Surely this reduces the gravity of the issue. Clearly Iran has not diverted nuclear material for prohibited purposes.

The only time we found Iran in breach of its obligations not to use undeclared nuclear material was when they had experimented in 2003 and 2004 at Kalaye. Those were experiments. And I have been making it very clear that with regard to these alleged studies, we have not seen any use of nuclear material, we have not received any information that Iran has manufactured any part of a nuclear weapon or component. That’s why I say, to present the Iran threat as imminent is hype.

In a sense, this one outstanding issue is far less serious than the issues which prompted Iran’s referral to the Security Council!

It is a serious concern but I am not going to panic, to say it is an imminent threat that we are going to wake up and see Iran with nuclear weapons. Our job is to make sure we do not overstate or understate a case. There are enough people around to use or abuse what we say. The judgment call is very difficult, but based on what we have seen so far — we are concerned, we need to clarify this issue, we need to build confidence in the peaceful nature of Iran’s programme, we need Iran to adhere to the Additional Protocol because that will help me build confidence. But I am not going to sound an alarm and say that Iran is on the verge of developing nuclear weapons.

You are right that the Security Council referral was based on issues that have since been settled. So if Iran were to continue to cooperate with us, help us to clarify these alleged studies and also if the suppliers [of the documents] should help in that process, we would move quite forward.

Has the world benefited from the Iran file being referred to the Security Council? Or have the costs outweighed the benefits? We’ve lost Iran’s adherence to the Additional Protocol, to the latest Subsidiary Arrangements, it hasn’t stopped enrichment.

The IAEA remains seized of the matter but the Security Council referral was to get Iran to suspend enrichment and apply sanctions. I leave it to those who decided to refer them to make that judgment. I always believe the more we use carrots rather than sticks in such complex situations, the better is the prospect of finding a solution. As you can see now, after three or four years of referral, the focus is not on the Security Council but on engaging Iran! So the focus right now is on dialogue, engagement, incentives and not on the stick. The stick is always there, you can always use it. But first exhaust every possibility of trying to understand where the other party is coming from.

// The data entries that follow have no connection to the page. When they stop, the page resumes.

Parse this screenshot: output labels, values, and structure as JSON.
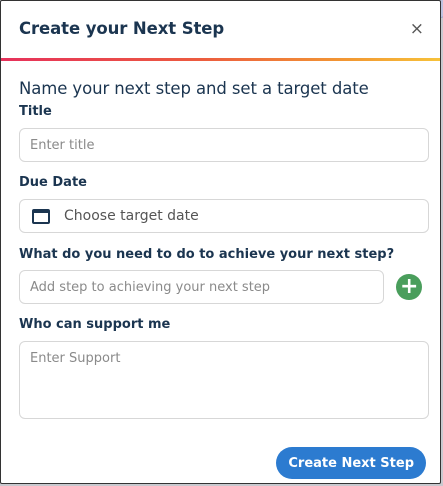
{
  "modal": {
    "title": "Create your Next Step",
    "close_glyph": "×",
    "subheading": "Name your next step and set a target date"
  },
  "fields": {
    "title_label": "Title",
    "title_placeholder": "Enter title",
    "due_date_label": "Due Date",
    "due_date_placeholder": "Choose target date",
    "steps_label": "What do you need to do to achieve your next step?",
    "steps_placeholder": "Add step to achieving your next step",
    "support_label": "Who can support me",
    "support_placeholder": "Enter Support"
  },
  "buttons": {
    "add_glyph": "+",
    "submit_label": "Create Next Step"
  },
  "colors": {
    "heading": "#1b3550",
    "accent_blue": "#2c7bd0",
    "add_green": "#4a9e5c",
    "gradient": [
      "#e6315b",
      "#ec5b3f",
      "#f29a33",
      "#f7c23a"
    ]
  },
  "icons": {
    "close": "close-icon",
    "calendar": "calendar-icon",
    "add": "plus-circle-icon"
  }
}
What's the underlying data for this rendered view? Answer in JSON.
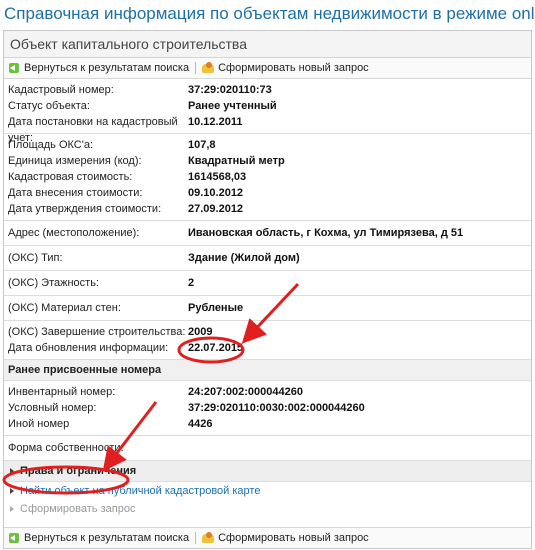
{
  "headline": "Справочная информация по объектам недвижимости в режиме online",
  "window_title": "Объект капитального строительства",
  "toolbar": {
    "back_label": "Вернуться к результатам поиска",
    "new_label": "Сформировать новый запрос"
  },
  "group1": [
    {
      "label": "Кадастровый номер:",
      "value": "37:29:020110:73"
    },
    {
      "label": "Статус объекта:",
      "value": "Ранее учтенный"
    },
    {
      "label": "Дата постановки на кадастровый учет:",
      "value": "10.12.2011"
    }
  ],
  "group2": [
    {
      "label": "Площадь ОКС'a:",
      "value": "107,8"
    },
    {
      "label": "Единица измерения (код):",
      "value": "Квадратный метр"
    },
    {
      "label": "Кадастровая стоимость:",
      "value": "1614568,03"
    },
    {
      "label": "Дата внесения стоимости:",
      "value": "09.10.2012"
    },
    {
      "label": "Дата утверждения стоимости:",
      "value": "27.09.2012"
    }
  ],
  "address": {
    "label": "Адрес (местоположение):",
    "value": "Ивановская область, г Кохма, ул Тимирязева, д 51"
  },
  "type": {
    "label": "(ОКС) Тип:",
    "value": "Здание (Жилой дом)"
  },
  "floors": {
    "label": "(ОКС) Этажность:",
    "value": "2"
  },
  "walls": {
    "label": "(ОКС) Материал стен:",
    "value": "Рубленые"
  },
  "group3": [
    {
      "label": "(ОКС) Завершение строительства:",
      "value": "2009"
    },
    {
      "label": "Дата обновления информации:",
      "value": "22.07.2015"
    }
  ],
  "prev_numbers": {
    "header": "Ранее присвоенные номера",
    "rows": [
      {
        "label": "Инвентарный номер:",
        "value": "24:207:002:000044260"
      },
      {
        "label": "Условный номер:",
        "value": "37:29:020110:0030:002:000044260"
      },
      {
        "label": "Иной номер",
        "value": "4426"
      }
    ]
  },
  "ownership": {
    "label": "Форма собственности:",
    "value": ""
  },
  "rights_label": "Права и ограничения",
  "map_link": "Найти объект на публичной кадастровой карте",
  "request_label": "Сформировать запрос",
  "colors": {
    "headline": "#1d6fa8",
    "link": "#1a6eb5",
    "annotation": "#e02020"
  }
}
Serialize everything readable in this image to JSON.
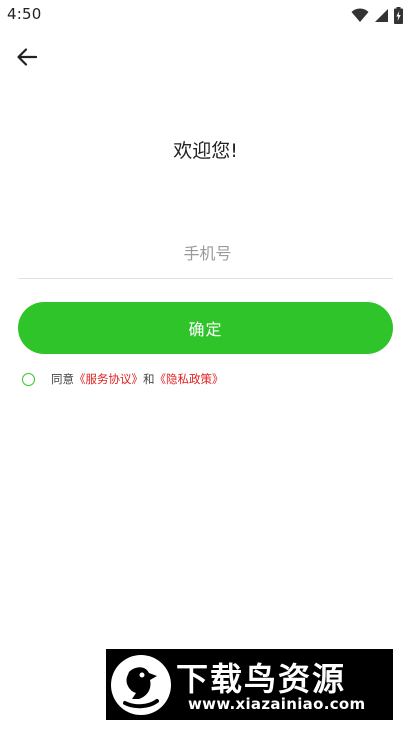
{
  "status_bar": {
    "time": "4:50",
    "icons": [
      "wifi-icon",
      "cellular-signal-icon",
      "battery-charging-icon"
    ]
  },
  "nav": {
    "back_icon": "arrow-left-icon"
  },
  "login": {
    "welcome": "欢迎您!",
    "phone_placeholder": "手机号",
    "phone_value": "",
    "confirm_label": "确定"
  },
  "agreement": {
    "checked": false,
    "prefix": "同意",
    "service_link": "《服务协议》",
    "conjunction": "和",
    "privacy_link": "《隐私政策》"
  },
  "watermark": {
    "title": "下载鸟资源",
    "url": "www.xiazainiao.com"
  },
  "colors": {
    "accent": "#2fc42a",
    "link": "#e02020",
    "background": "#ffffff"
  }
}
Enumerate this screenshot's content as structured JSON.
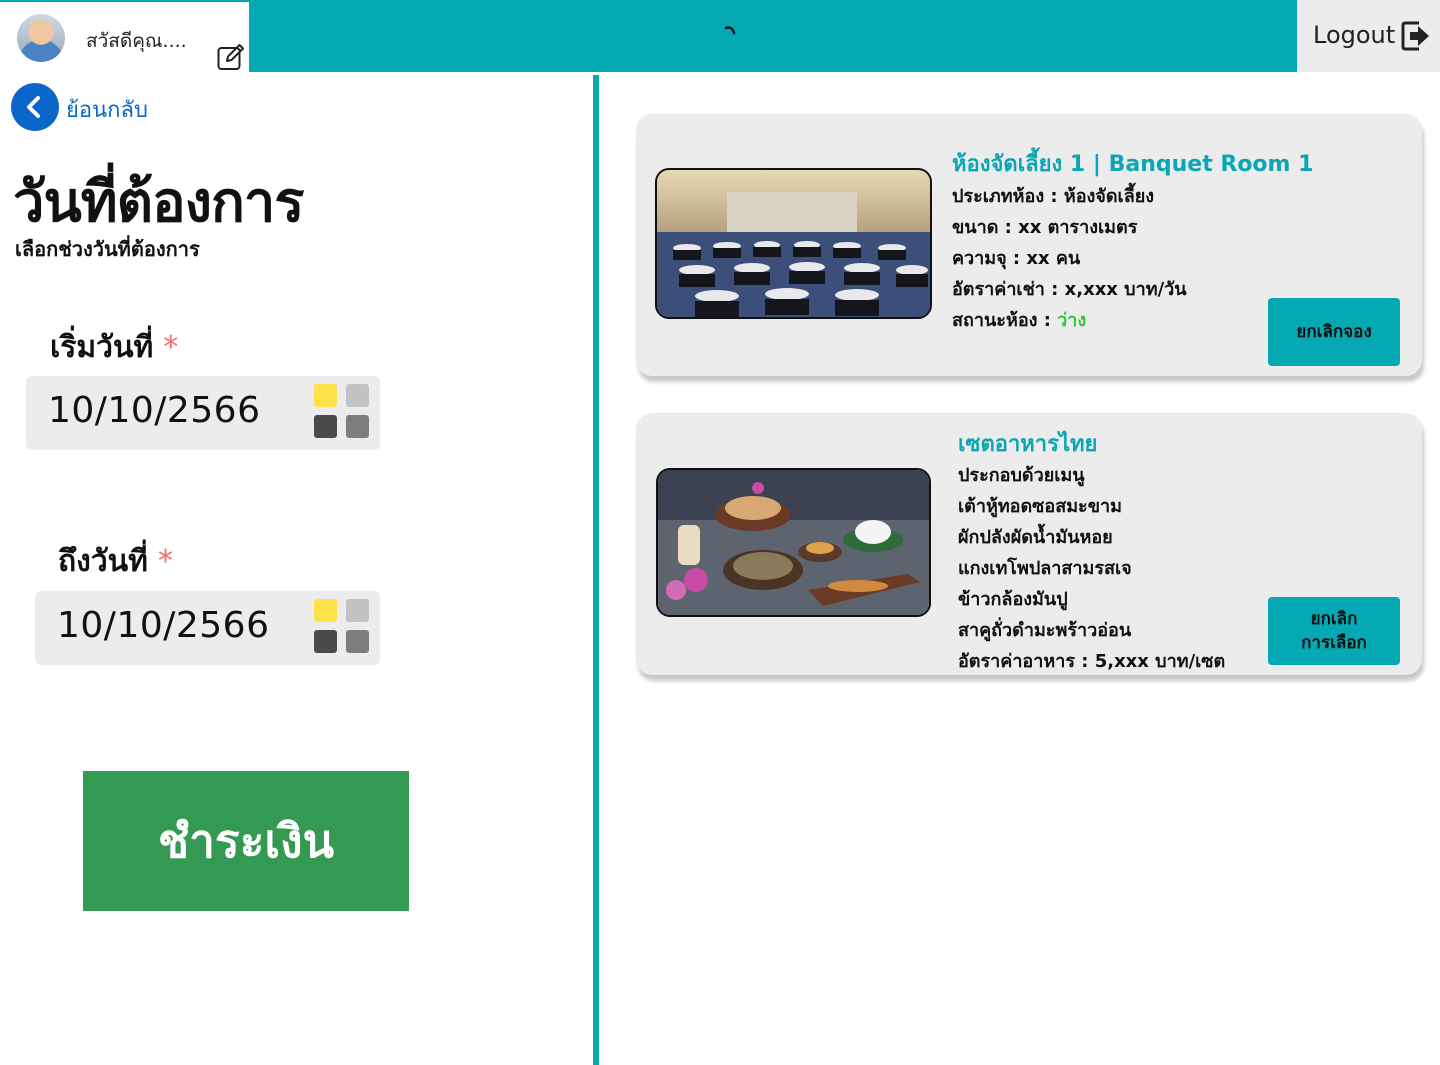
{
  "header": {
    "greeting": "สวัสดีคุณ....",
    "logout_label": "Logout",
    "accent_color": "#05a9b3"
  },
  "back": {
    "label": "ย้อนกลับ"
  },
  "page": {
    "title": "วันที่ต้องการ",
    "subtitle": "เลือกช่วงวันที่ต้องการ"
  },
  "start_date": {
    "label": "เริ่มวันที่",
    "required_mark": "*",
    "value": "10/10/2566"
  },
  "end_date": {
    "label": "ถึงวันที่",
    "required_mark": "*",
    "value": "10/10/2566"
  },
  "pay_button": {
    "label": "ชำระเงิน",
    "color": "#349a53"
  },
  "cards": [
    {
      "title": "ห้องจัดเลี้ยง 1 | Banquet Room 1",
      "lines": [
        "ประเภทห้อง : ห้องจัดเลี้ยง",
        "ขนาด  :   xx ตารางเมตร",
        "ความจุ :  xx คน",
        "อัตราค่าเช่า : x,xxx บาท/วัน"
      ],
      "status_label": "สถานะห้อง : ",
      "status_value": "ว่าง",
      "status_color": "#37c43a",
      "button_label": "ยกเลิกจอง"
    },
    {
      "title": "เซตอาหารไทย",
      "lines": [
        "ประกอบด้วยเมนู",
        "เต้าหู้ทอดซอสมะขาม",
        "ผักปลังผัดน้ำมันหอย",
        "แกงเทโพปลาสามรสเจ",
        "ข้าวกล้องมันปู",
        "สาคูถั่วดำมะพร้าวอ่อน",
        "อัตราค่าอาหาร : 5,xxx บาท/เซต"
      ],
      "button_line1": "ยกเลิก",
      "button_line2": "การเลือก"
    }
  ]
}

Coming back to Iran’s latest disclosure, the IAEA legal adviser has acknowledged there is a grey area in the implementation of the Subsidiary Arrangements.

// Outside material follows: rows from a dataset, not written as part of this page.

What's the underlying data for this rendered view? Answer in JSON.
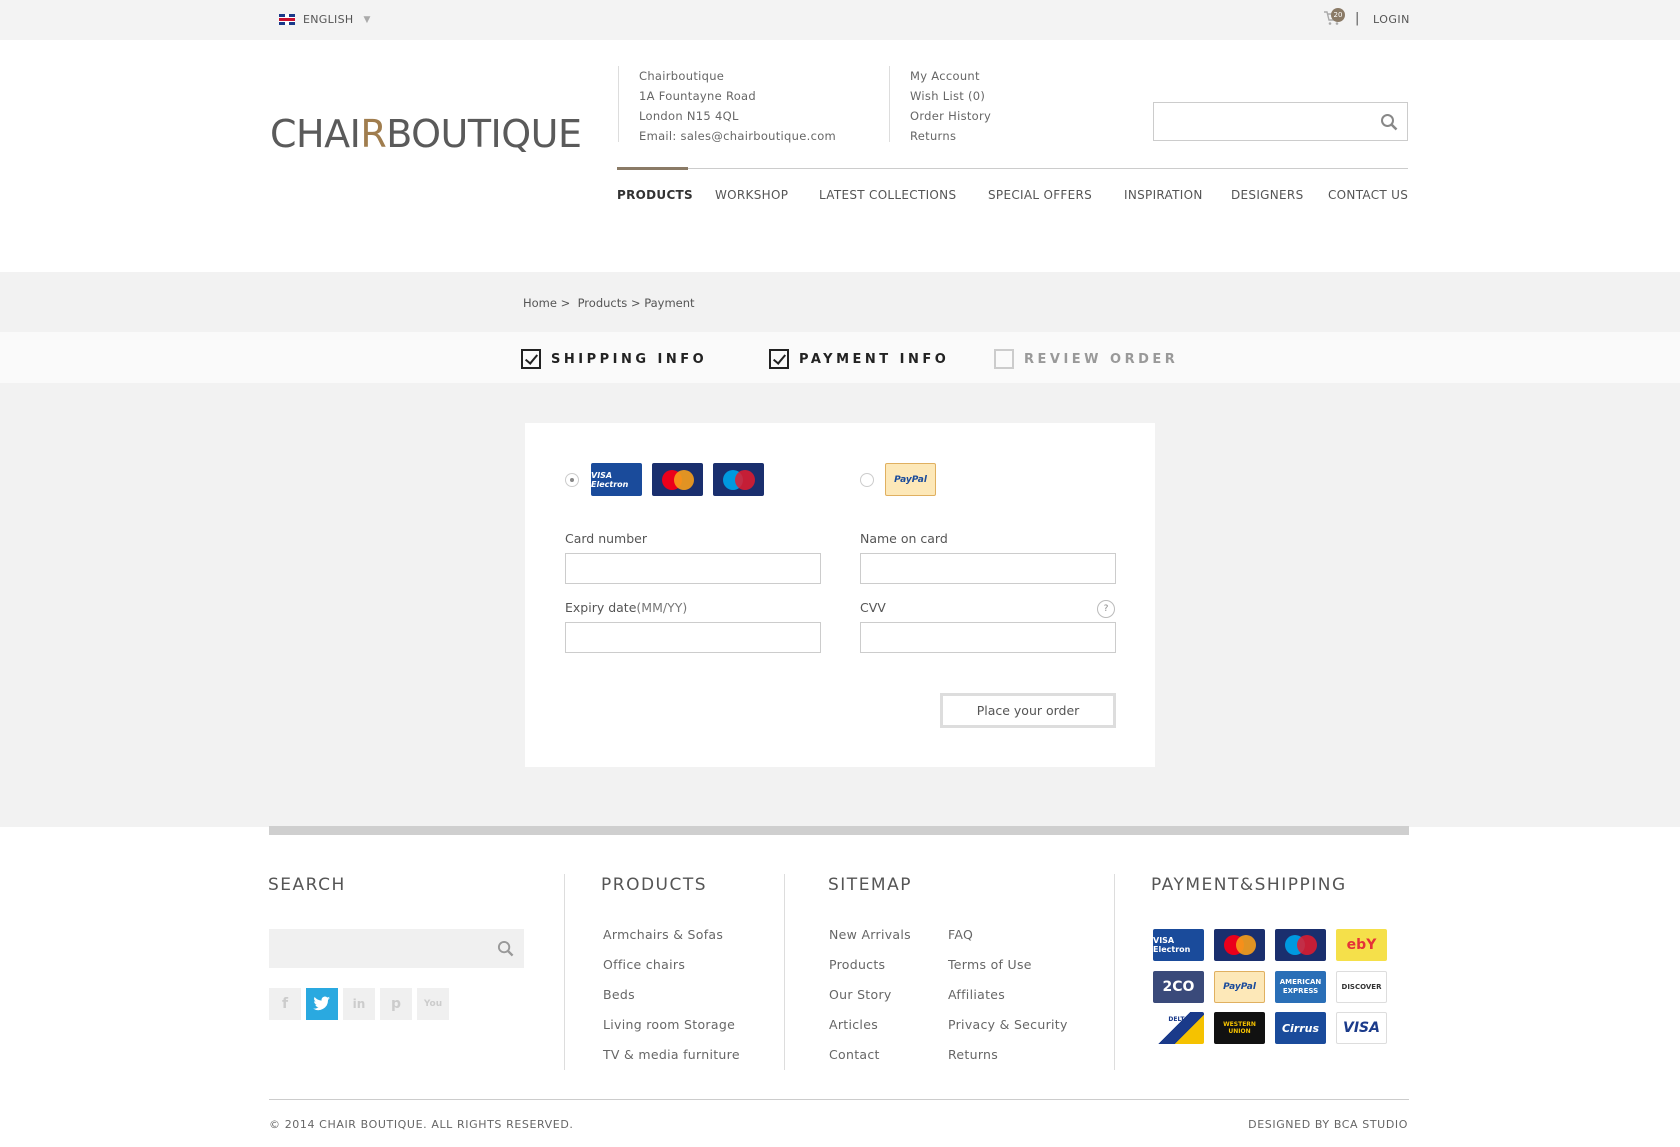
{
  "topbar": {
    "language": "ENGLISH",
    "cart_count": "20",
    "separator": "|",
    "login": "LOGIN"
  },
  "header": {
    "logo_part1": "CHAI",
    "logo_r": "R",
    "logo_part2": "BOUTIQUE",
    "address": [
      "Chairboutique",
      "1A Fountayne Road",
      "London N15 4QL",
      "Email: sales@chairboutique.com"
    ],
    "account_links": [
      "My Account",
      "Wish List (0)",
      "Order History",
      "Returns"
    ],
    "search_placeholder": ""
  },
  "nav": [
    "PRODUCTS",
    "WORKSHOP",
    "LATEST COLLECTIONS",
    "SPECIAL OFFERS",
    "INSPIRATION",
    "DESIGNERS",
    "CONTACT US"
  ],
  "breadcrumb": {
    "home": "Home",
    "products": "Products",
    "current": "Payment",
    "sep": ">"
  },
  "steps": [
    {
      "label": "SHIPPING INFO",
      "checked": true
    },
    {
      "label": "PAYMENT INFO",
      "checked": true
    },
    {
      "label": "REVIEW ORDER",
      "checked": false
    }
  ],
  "payment": {
    "methods_card": [
      "VISA Electron",
      "MasterCard",
      "Maestro"
    ],
    "method_paypal": "PayPal",
    "card_number_label": "Card number",
    "name_on_card_label": "Name on card",
    "expiry_label": "Expiry date",
    "expiry_hint": "(MM/YY)",
    "cvv_label": "CVV",
    "cvv_help": "?",
    "place_order": "Place your order"
  },
  "footer": {
    "search_title": "SEARCH",
    "products_title": "PRODUCTS",
    "sitemap_title": "SITEMAP",
    "payment_title": "PAYMENT&SHIPPING",
    "products_links": [
      "Armchairs & Sofas",
      "Office chairs",
      "Beds",
      "Living room Storage",
      "TV & media furniture"
    ],
    "sitemap_col1": [
      "New Arrivals",
      "Products",
      "Our Story",
      "Articles",
      "Contact"
    ],
    "sitemap_col2": [
      "FAQ",
      "Terms of Use",
      "Affiliates",
      "Privacy & Security",
      "Returns"
    ],
    "social": [
      "f",
      "t",
      "in",
      "p",
      "You"
    ],
    "payment_logos": [
      "VISA Electron",
      "MasterCard",
      "Maestro",
      "ebY",
      "2CO",
      "PayPal",
      "AMERICAN EXPRESS",
      "DISCOVER",
      "DELTA",
      "WESTERN UNION",
      "Cirrus",
      "VISA"
    ],
    "copyright": "© 2014 CHAIR BOUTIQUE. ALL RIGHTS RESERVED.",
    "designed_by": "DESIGNED BY BCA STUDIO"
  },
  "colors": {
    "accent": "#8a7a66",
    "logo_r": "#a07d4e",
    "twitter": "#2aa9e0"
  }
}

Subsidiary Arrangements are a technical requirement but the more important issue is transparency and confidence and Iran lost on confidence with this action, no matter what they said about the need to protect their technology, human resources, passive security. I don’t look only at the legal issue but the political implication.

Even if Tehran failed to report to you on time, don’t you think it was reasonable for them to be secretive given the open threats Israel and the U.S. have made of a military attack on their nuclear facilities?

That’s why I said using the language of force is not helpful. It leads to confrontation, to the other country taking counteraction. It is better to forget the language of coercion and focus on trying to engage in dialogue.